FDA Approves Abemaciclib (Verzenio) for Advanced HR+ Breast Cancer

Nick Mulcahy


September 28, 2017

The US Food and Drug Administration (FDA) today approved abemaciclib (Verzenio, Eli Lilly) for the treatment of hormone receptor (HR)–positive, human epidermal growth factor receptor 2 (HER2)–negative advanced or metastatic breast cancer that has progressed after endocrine therapy.

Abemaciclib is approved in combination with the endocrine therapy fulvestrant.

The agent becomes the third approved cyclin-dependent kinase (CDK) 4/6 inhibitor, a new class of drugs for use in breast cancer. Already on the market are palbociclib (Ibrance, Pfizer) and ribociclib (Kisqali, Novartis).

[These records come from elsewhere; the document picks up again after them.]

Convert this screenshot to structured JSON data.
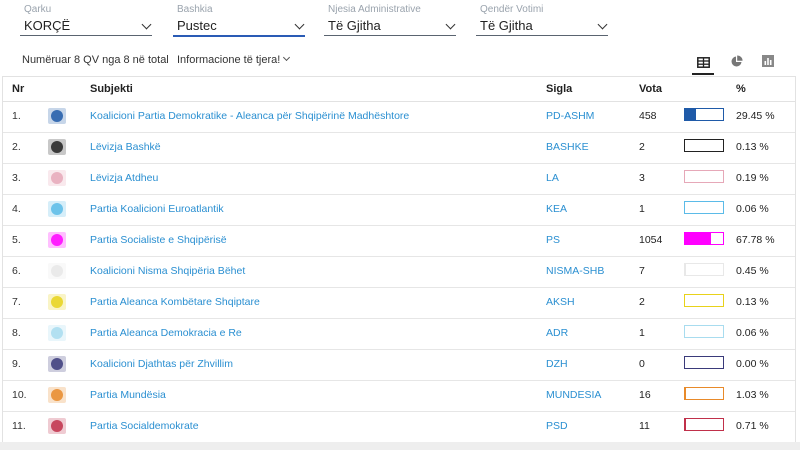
{
  "filters": [
    {
      "label": "Qarku",
      "value": "KORÇË"
    },
    {
      "label": "Bashkia",
      "value": "Pustec"
    },
    {
      "label": "Njesia Administrative",
      "value": "Të Gjitha"
    },
    {
      "label": "Qendër Votimi",
      "value": "Të Gjitha"
    }
  ],
  "info": {
    "count_text": "Numëruar 8 QV nga 8 në total",
    "more_info": "Informacione të tjera!"
  },
  "views": [
    {
      "icon": "table-icon",
      "active": true
    },
    {
      "icon": "pie-chart-icon",
      "active": false
    },
    {
      "icon": "bar-chart-icon",
      "active": false
    }
  ],
  "table": {
    "headers": {
      "nr": "Nr",
      "subjekti": "Subjekti",
      "sigla": "Sigla",
      "vota": "Vota",
      "pct": "%"
    },
    "rows": [
      {
        "nr": "1.",
        "subject": "Koalicioni Partia Demokratike - Aleanca për Shqipërinë Madhështore",
        "sigla": "PD-ASHM",
        "vota": "458",
        "pct": "29.45 %",
        "share": 0.2945,
        "color": "#1f5aa8",
        "logo": "pd-logo-icon"
      },
      {
        "nr": "2.",
        "subject": "Lëvizja Bashkë",
        "sigla": "BASHKE",
        "vota": "2",
        "pct": "0.13 %",
        "share": 0.0013,
        "color": "#222222",
        "logo": "bashke-logo-icon"
      },
      {
        "nr": "3.",
        "subject": "Lëvizja Atdheu",
        "sigla": "LA",
        "vota": "3",
        "pct": "0.19 %",
        "share": 0.0019,
        "color": "#e6a8b8",
        "logo": "la-logo-icon"
      },
      {
        "nr": "4.",
        "subject": "Partia Koalicioni Euroatlantik",
        "sigla": "KEA",
        "vota": "1",
        "pct": "0.06 %",
        "share": 0.0006,
        "color": "#5bbbe8",
        "logo": "kea-logo-icon"
      },
      {
        "nr": "5.",
        "subject": "Partia Socialiste e Shqipërisë",
        "sigla": "PS",
        "vota": "1054",
        "pct": "67.78 %",
        "share": 0.6778,
        "color": "#ff00ff",
        "logo": "ps-logo-icon"
      },
      {
        "nr": "6.",
        "subject": "Koalicioni Nisma Shqipëria Bëhet",
        "sigla": "NISMA-SHB",
        "vota": "7",
        "pct": "0.45 %",
        "share": 0.0045,
        "color": "#e8e8e8",
        "logo": "nisma-logo-icon"
      },
      {
        "nr": "7.",
        "subject": "Partia Aleanca Kombëtare Shqiptare",
        "sigla": "AKSH",
        "vota": "2",
        "pct": "0.13 %",
        "share": 0.0013,
        "color": "#e8d21a",
        "logo": "aksh-logo-icon"
      },
      {
        "nr": "8.",
        "subject": "Partia Aleanca Demokracia e Re",
        "sigla": "ADR",
        "vota": "1",
        "pct": "0.06 %",
        "share": 0.0006,
        "color": "#a8dcef",
        "logo": "adr-logo-icon"
      },
      {
        "nr": "9.",
        "subject": "Koalicioni Djathtas për Zhvillim",
        "sigla": "DZH",
        "vota": "0",
        "pct": "0.00 %",
        "share": 0,
        "color": "#3a3a7a",
        "logo": "dzh-logo-icon"
      },
      {
        "nr": "10.",
        "subject": "Partia Mundësia",
        "sigla": "MUNDESIA",
        "vota": "16",
        "pct": "1.03 %",
        "share": 0.0103,
        "color": "#e88a2a",
        "logo": "mundesia-logo-icon"
      },
      {
        "nr": "11.",
        "subject": "Partia Socialdemokrate",
        "sigla": "PSD",
        "vota": "11",
        "pct": "0.71 %",
        "share": 0.0071,
        "color": "#c0304a",
        "logo": "psd-logo-icon"
      }
    ]
  }
}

But abemaciclib has a unique feature among the three, explained the FDA in today's announcement.

"Verzenio provides a new targeted treatment option for certain patients with breast cancer who are not responding to treatment, and unlike other drugs in the class, it can be given as a stand-alone treatment to patients who were previously treated with endocrine therapy and chemotherapy," said Richard Pazdur, MD, director of the FDA's Oncology Center of Excellence and acting director of the Office of Hematology and Oncology Products in the FDA's Center for Drug Evaluation and Research.

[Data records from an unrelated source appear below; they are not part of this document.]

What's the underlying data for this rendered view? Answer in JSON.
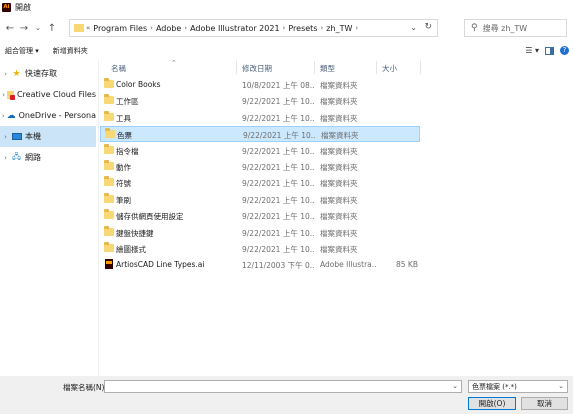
{
  "window": {
    "title": "開啟",
    "app_icon": "Ai"
  },
  "address": {
    "segments": [
      "Program Files",
      "Adobe",
      "Adobe Illustrator 2021",
      "Presets",
      "zh_TW"
    ]
  },
  "search": {
    "placeholder": "搜尋 zh_TW"
  },
  "toolbar": {
    "organize": "組合管理 ▾",
    "new_folder": "新增資料夾"
  },
  "sidebar": {
    "items": [
      {
        "label": "快速存取",
        "icon": "star-icon"
      },
      {
        "label": "Creative Cloud Files",
        "icon": "creative-cloud-icon"
      },
      {
        "label": "OneDrive - Persona",
        "icon": "onedrive-icon"
      },
      {
        "label": "本機",
        "icon": "computer-icon"
      },
      {
        "label": "網路",
        "icon": "network-icon"
      }
    ]
  },
  "columns": {
    "name": "名稱",
    "date": "修改日期",
    "type": "類型",
    "size": "大小"
  },
  "files": [
    {
      "name": "Color Books",
      "date": "10/8/2021 上午 08...",
      "type": "檔案資料夾",
      "size": "",
      "kind": "folder"
    },
    {
      "name": "工作區",
      "date": "9/22/2021 上午 10...",
      "type": "檔案資料夾",
      "size": "",
      "kind": "folder"
    },
    {
      "name": "工具",
      "date": "9/22/2021 上午 10...",
      "type": "檔案資料夾",
      "size": "",
      "kind": "folder"
    },
    {
      "name": "色票",
      "date": "9/22/2021 上午 10...",
      "type": "檔案資料夾",
      "size": "",
      "kind": "folder"
    },
    {
      "name": "指令檔",
      "date": "9/22/2021 上午 10...",
      "type": "檔案資料夾",
      "size": "",
      "kind": "folder"
    },
    {
      "name": "動作",
      "date": "9/22/2021 上午 10...",
      "type": "檔案資料夾",
      "size": "",
      "kind": "folder"
    },
    {
      "name": "符號",
      "date": "9/22/2021 上午 10...",
      "type": "檔案資料夾",
      "size": "",
      "kind": "folder"
    },
    {
      "name": "筆刷",
      "date": "9/22/2021 上午 10...",
      "type": "檔案資料夾",
      "size": "",
      "kind": "folder"
    },
    {
      "name": "儲存供網頁使用設定",
      "date": "9/22/2021 上午 10...",
      "type": "檔案資料夾",
      "size": "",
      "kind": "folder"
    },
    {
      "name": "鍵盤快捷鍵",
      "date": "9/22/2021 上午 10...",
      "type": "檔案資料夾",
      "size": "",
      "kind": "folder"
    },
    {
      "name": "繪圖樣式",
      "date": "9/22/2021 上午 10...",
      "type": "檔案資料夾",
      "size": "",
      "kind": "folder"
    },
    {
      "name": "ArtiosCAD Line Types.ai",
      "date": "12/11/2003 下午 0...",
      "type": "Adobe Illustra...",
      "size": "85 KB",
      "kind": "ai"
    }
  ],
  "selected_row": 3,
  "selected_sidebar": 3,
  "footer": {
    "filename_label": "檔案名稱(N):",
    "filename_value": "",
    "filetype": "色票檔案 (*.*)",
    "open": "開啟(O)",
    "cancel": "取消"
  },
  "colors": {
    "selection": "#cce8ff",
    "sidebar_selection": "#cce4f7",
    "folder": "#f8d775"
  }
}
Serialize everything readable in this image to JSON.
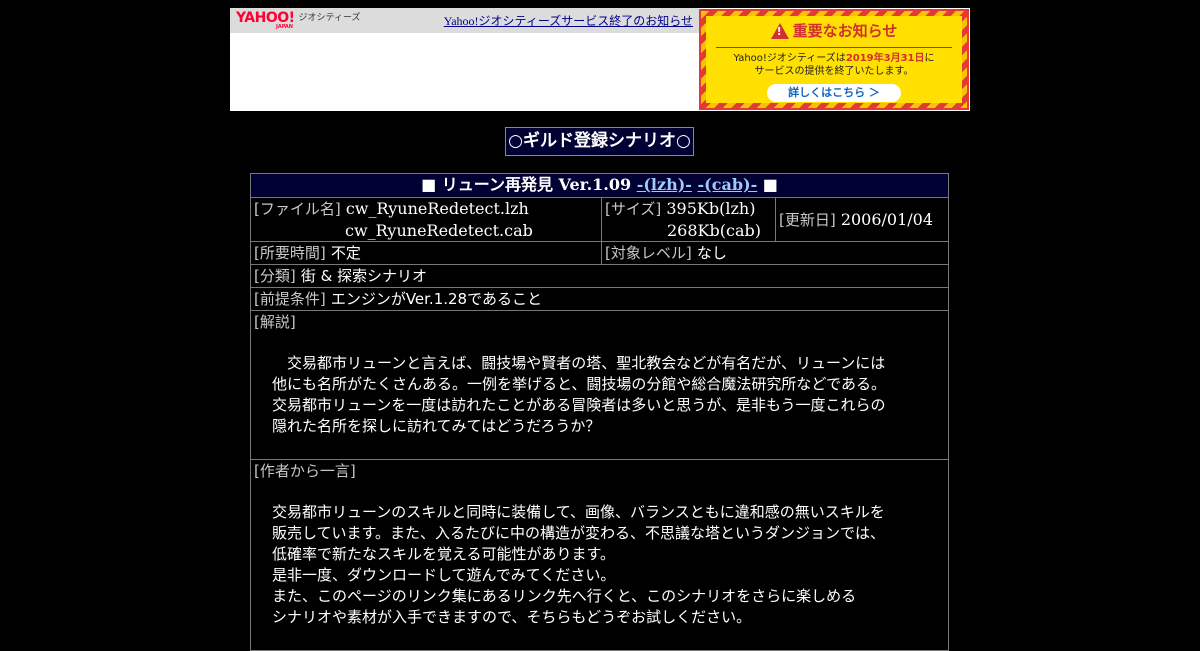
{
  "banner": {
    "logo_text": "YAHOO!",
    "logo_sub": "JAPAN",
    "geo_text": "ジオシティーズ",
    "end_link": "Yahoo!ジオシティーズサービス終了のお知らせ",
    "notice_title": "重要なお知らせ",
    "notice_line1_a": "Yahoo!ジオシティーズは",
    "notice_line1_date": "2019年3月31日",
    "notice_line1_b": "に",
    "notice_line2": "サービスの提供を終了いたします。",
    "notice_button": "詳しくはこちら ＞"
  },
  "page": {
    "title": "○ギルド登録シナリオ○"
  },
  "scenario": {
    "header_prefix": "■ リューン再発見 Ver.1.09 ",
    "link_lzh": "-(lzh)-",
    "link_cab": "-(cab)-",
    "header_suffix": " ■",
    "file_label": "[ファイル名]",
    "file_lzh": "cw_RyuneRedetect.lzh",
    "file_cab": "cw_RyuneRedetect.cab",
    "size_label": "[サイズ]",
    "size_lzh": "395Kb(lzh)",
    "size_cab": "268Kb(cab)",
    "updated_label": "[更新日]",
    "updated_value": "2006/01/04",
    "time_label": "[所要時間]",
    "time_value": "不定",
    "level_label": "[対象レベル]",
    "level_value": "なし",
    "category_label": "[分類]",
    "category_value": "街 & 探索シナリオ",
    "prereq_label": "[前提条件]",
    "prereq_value": "エンジンがVer.1.28であること",
    "desc_label": "[解説]",
    "desc_lines": [
      "　交易都市リューンと言えば、闘技場や賢者の塔、聖北教会などが有名だが、リューンには",
      "他にも名所がたくさんある。一例を挙げると、闘技場の分館や総合魔法研究所などである。",
      "交易都市リューンを一度は訪れたことがある冒険者は多いと思うが、是非もう一度これらの",
      "隠れた名所を探しに訪れてみてはどうだろうか？"
    ],
    "author_label": "[作者から一言]",
    "author_lines": [
      "交易都市リューンのスキルと同時に装備して、画像、バランスともに違和感の無いスキルを",
      "販売しています。また、入るたびに中の構造が変わる、不思議な塔というダンジョンでは、",
      "低確率で新たなスキルを覚える可能性があります。",
      "是非一度、ダウンロードして遊んでみてください。",
      "また、このページのリンク集にあるリンク先へ行くと、このシナリオをさらに楽しめる",
      "シナリオや素材が入手できますので、そちらもどうぞお試しください。"
    ]
  }
}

The new approval is based in part on results from the MONARCH 2 clinical trial. In the trial, abemaciclib in combination with fulvestrant were compared with placebo and fulvestrant in a randomized trial of 669 patients with HR-positive, HER2-negative breast cancer who had progressed on endocrine therapy and had not received chemotherapy since the cancer had metastasized.

The median progression-free survival was 16.4 months for patients receiving abemaciclib and fulvestrant vs 9.3 months for patients receiving placebo and fulvestrant.

In a separate single-group trial, abemaciclib was evaluated as a stand-alone treatment among 132 patients with HR-positive, HER2-negative metastatic breast cancer that had progressed after endocrine therapy and chemotherapy.

In the study, the objective response rate was 19.7% and the median duration of response was 8.6 months.

In terms of adverse events, data from three clinical trials of abemaciclib indicate that patients who receive abemaciclib have more diarrhea and less neutropenia than those receiving the other two CDK 4/6 inhibitors, as reported by Medscape Medical News.

According to the FDA, the most common adverse effects of abemaciclib include diarrhea, neutropenia, leukopenia, nausea, abdominal pain, infections, fatigue, anemia, decreased appetite, vomiting, and headache.

Serious adverse events seen with abemaciclib include diarrhea, neutropenia, elevated liver blood test results, and deep venous thrombosis/pulmonary embolism. Abemaciclib is contraindicated during pregnancy because it is teratogenic.